Memory

My parents are both great at cooking, maybe that’s the reason I started loving cooking and experimenting with ingredients ever since elementary school.

My dad usually cooks Monday to Friday dinner – he arrives home at 6PM from work, and he always just need 1 hour, exactly 1 hour, to clean up ingredients and turns them into delicious dishes. Right at 7PM, my mom will arrive home and 4-5 dishes just miraculously appear on dinner table.

My mom usually cooks for the weekends and family, friends gathering occasions. I could not say those are “party” because they were not as “fun” from my perspective as a kid back then. Almost at EVERY gathering, my mom will cook honey-glazed soy sauce chicken wings. I don’t know whether she cooks them every time because her daughter LOVES the wings or because that’s a representative dish. I still remember how I bargained with her how many wings I can eat those nights, 8 wings or 10 wings?
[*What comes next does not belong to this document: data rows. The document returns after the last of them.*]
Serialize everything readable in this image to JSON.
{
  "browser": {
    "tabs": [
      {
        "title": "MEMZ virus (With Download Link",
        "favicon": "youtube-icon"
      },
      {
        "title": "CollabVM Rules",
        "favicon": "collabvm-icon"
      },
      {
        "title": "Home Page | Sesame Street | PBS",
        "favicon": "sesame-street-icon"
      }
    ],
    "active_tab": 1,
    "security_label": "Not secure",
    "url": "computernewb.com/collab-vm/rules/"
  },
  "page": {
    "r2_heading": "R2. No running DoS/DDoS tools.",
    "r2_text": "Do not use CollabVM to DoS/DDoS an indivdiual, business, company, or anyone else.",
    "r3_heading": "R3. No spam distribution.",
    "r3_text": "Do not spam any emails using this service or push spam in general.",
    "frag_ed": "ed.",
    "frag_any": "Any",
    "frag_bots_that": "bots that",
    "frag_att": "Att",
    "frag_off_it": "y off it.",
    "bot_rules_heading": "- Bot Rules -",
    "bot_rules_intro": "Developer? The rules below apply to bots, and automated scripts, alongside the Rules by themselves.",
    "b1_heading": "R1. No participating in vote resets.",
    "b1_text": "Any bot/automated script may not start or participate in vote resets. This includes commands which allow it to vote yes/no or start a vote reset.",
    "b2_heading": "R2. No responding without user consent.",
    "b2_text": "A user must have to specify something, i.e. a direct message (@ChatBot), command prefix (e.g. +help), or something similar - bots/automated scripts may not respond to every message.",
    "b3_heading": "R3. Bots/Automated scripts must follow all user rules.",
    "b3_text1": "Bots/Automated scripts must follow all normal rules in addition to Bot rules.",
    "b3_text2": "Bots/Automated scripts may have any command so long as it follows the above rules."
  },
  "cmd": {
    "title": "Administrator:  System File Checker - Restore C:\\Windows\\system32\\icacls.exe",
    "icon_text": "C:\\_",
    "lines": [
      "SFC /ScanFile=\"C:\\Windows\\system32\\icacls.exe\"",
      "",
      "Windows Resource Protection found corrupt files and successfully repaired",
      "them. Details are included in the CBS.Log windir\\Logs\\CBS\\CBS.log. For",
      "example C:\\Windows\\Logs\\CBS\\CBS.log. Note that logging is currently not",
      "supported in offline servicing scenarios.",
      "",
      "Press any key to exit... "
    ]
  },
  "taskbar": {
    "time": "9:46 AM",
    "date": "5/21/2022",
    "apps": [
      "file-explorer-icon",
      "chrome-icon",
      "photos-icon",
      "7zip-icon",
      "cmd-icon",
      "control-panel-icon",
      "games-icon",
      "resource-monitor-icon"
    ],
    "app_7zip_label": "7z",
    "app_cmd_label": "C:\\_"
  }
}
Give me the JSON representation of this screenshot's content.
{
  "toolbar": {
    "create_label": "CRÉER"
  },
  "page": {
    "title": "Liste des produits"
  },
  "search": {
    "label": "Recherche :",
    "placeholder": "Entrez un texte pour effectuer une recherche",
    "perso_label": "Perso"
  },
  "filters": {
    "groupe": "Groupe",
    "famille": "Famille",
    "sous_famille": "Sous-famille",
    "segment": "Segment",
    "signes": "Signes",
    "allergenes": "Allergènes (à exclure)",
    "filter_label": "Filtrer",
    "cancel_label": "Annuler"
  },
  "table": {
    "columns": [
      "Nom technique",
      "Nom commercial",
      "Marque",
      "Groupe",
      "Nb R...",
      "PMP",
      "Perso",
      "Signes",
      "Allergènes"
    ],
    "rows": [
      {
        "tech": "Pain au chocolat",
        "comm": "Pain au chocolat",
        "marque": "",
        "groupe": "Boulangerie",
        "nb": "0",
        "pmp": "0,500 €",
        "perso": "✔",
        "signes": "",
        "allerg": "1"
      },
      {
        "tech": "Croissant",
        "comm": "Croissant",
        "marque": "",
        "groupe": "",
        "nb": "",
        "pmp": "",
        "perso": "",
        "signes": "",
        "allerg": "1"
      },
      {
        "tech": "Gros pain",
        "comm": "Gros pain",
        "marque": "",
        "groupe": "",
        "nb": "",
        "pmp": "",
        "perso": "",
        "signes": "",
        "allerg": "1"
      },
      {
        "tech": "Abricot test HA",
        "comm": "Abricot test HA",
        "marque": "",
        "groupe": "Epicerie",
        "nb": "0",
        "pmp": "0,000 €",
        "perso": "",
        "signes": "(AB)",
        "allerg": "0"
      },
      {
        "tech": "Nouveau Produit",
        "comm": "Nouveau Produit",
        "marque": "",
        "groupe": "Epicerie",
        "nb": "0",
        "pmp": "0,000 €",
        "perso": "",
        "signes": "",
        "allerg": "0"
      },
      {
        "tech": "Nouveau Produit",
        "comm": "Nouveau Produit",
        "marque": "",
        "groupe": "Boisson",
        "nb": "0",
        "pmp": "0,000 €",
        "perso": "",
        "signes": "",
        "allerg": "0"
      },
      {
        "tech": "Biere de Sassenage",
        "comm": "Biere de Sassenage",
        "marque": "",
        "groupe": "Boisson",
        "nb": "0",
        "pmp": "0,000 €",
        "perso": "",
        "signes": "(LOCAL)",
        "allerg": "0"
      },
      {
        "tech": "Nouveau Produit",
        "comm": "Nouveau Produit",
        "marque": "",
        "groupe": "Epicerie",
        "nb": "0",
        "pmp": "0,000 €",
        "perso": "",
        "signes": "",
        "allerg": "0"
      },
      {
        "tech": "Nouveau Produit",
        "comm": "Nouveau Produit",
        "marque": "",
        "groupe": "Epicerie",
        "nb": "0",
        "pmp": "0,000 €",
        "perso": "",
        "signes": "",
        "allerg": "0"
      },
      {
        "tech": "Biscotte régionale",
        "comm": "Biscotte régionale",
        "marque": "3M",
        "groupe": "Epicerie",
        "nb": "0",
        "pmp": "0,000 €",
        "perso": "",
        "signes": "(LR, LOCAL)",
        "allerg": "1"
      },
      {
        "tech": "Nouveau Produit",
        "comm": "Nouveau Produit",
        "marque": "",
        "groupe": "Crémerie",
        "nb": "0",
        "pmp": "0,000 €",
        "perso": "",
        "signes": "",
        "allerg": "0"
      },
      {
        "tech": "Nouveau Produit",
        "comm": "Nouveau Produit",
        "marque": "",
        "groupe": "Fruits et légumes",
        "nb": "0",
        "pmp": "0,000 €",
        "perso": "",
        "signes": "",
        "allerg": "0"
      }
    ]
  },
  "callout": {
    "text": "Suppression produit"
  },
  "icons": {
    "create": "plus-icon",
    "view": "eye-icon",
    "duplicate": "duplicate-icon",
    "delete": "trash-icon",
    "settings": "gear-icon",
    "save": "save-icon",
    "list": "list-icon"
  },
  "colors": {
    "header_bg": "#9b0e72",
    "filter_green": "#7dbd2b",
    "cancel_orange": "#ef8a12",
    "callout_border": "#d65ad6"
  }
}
Today, I want to share the super simple recipe my mom cooks these wings. I don’t think I will ever make as delicious wings as my mom, even I know all the ingredients for marinating and steps for cooking. My mom’s wings are just superior in color – that shiny brown, in texture – as soon as my teeth sink in the skin, it’s like landing on… I could not describe how juicy, bouncy the meat is, which requires the right temperature and duration to cook the wings.


Quick Takeaways:

  • Do not marinate wings with soy sauce as it might burn the wing skins.
  • Do not poke wings when marinating, could lose the juicy part.
  • Cover pan with lid at first also to preserve moist.
  • Wings are cooked when meat shrinks and bones show.
  • Cut choy sum into smaller pieces for shorter chewing time and softer texture.

RECIPE

Now let’s get started!

  • Marinate 1hr minimum or overnight
    • Salt. That’s it.
      • Do not marinate with soy sauce. Once pan fry wings, soy sauce could quickly turn wing skins to burnt.
      • Do not need to poke holes, which could potentially affect how juicy the wings will be.
  • Medium-low heat, add some oil (not too much as wing skin also produces chicken wings)
  • Add chicken wings, cover with lid to keep the moist and not to burn.
  • Flip when one side is turning golden, keep the lid on.
  • Add soy sauce, a little oyster sauce (if you added lots of salt when marinating, do NOT add oyster sauce)
  • Open the lid, keep flipping wings till both sides are brown, and the soy sauce is absorbed.
  • How to tell if chicken wings are cooked?
    • When the two ends of wings show more bone, it means the meat is cooked because it shrinks. Same for other meat with bones such as beef/pork short ribs. If meat shrinks, it’s cooked.
  • When wings are cooked, turn off heat.
  • Brush THIN layer of honey on one side, flip wings to have both sides cover in honey.
    • Too much honey could taste weird. So a thin layer will do!
  • SERVE!

Stir fried Chopped Choy Sum

I am the chef for a house of 4 people during quarantine and I want to supply us enough veggie every day. Besides chicken wings, I decided to use Choy Sum.

But I do not really like chewing a whole choy sum. It takes a long time (for me) to chew all those fibers on stem, and teeth power for someone who had braces on before.

To decrease chewing time and texture, I chopped choy sum into small pieces – lay choy sum perpendicular to knife and cut. Now smaller pieces of choy sum are easier to chew and have softer texture.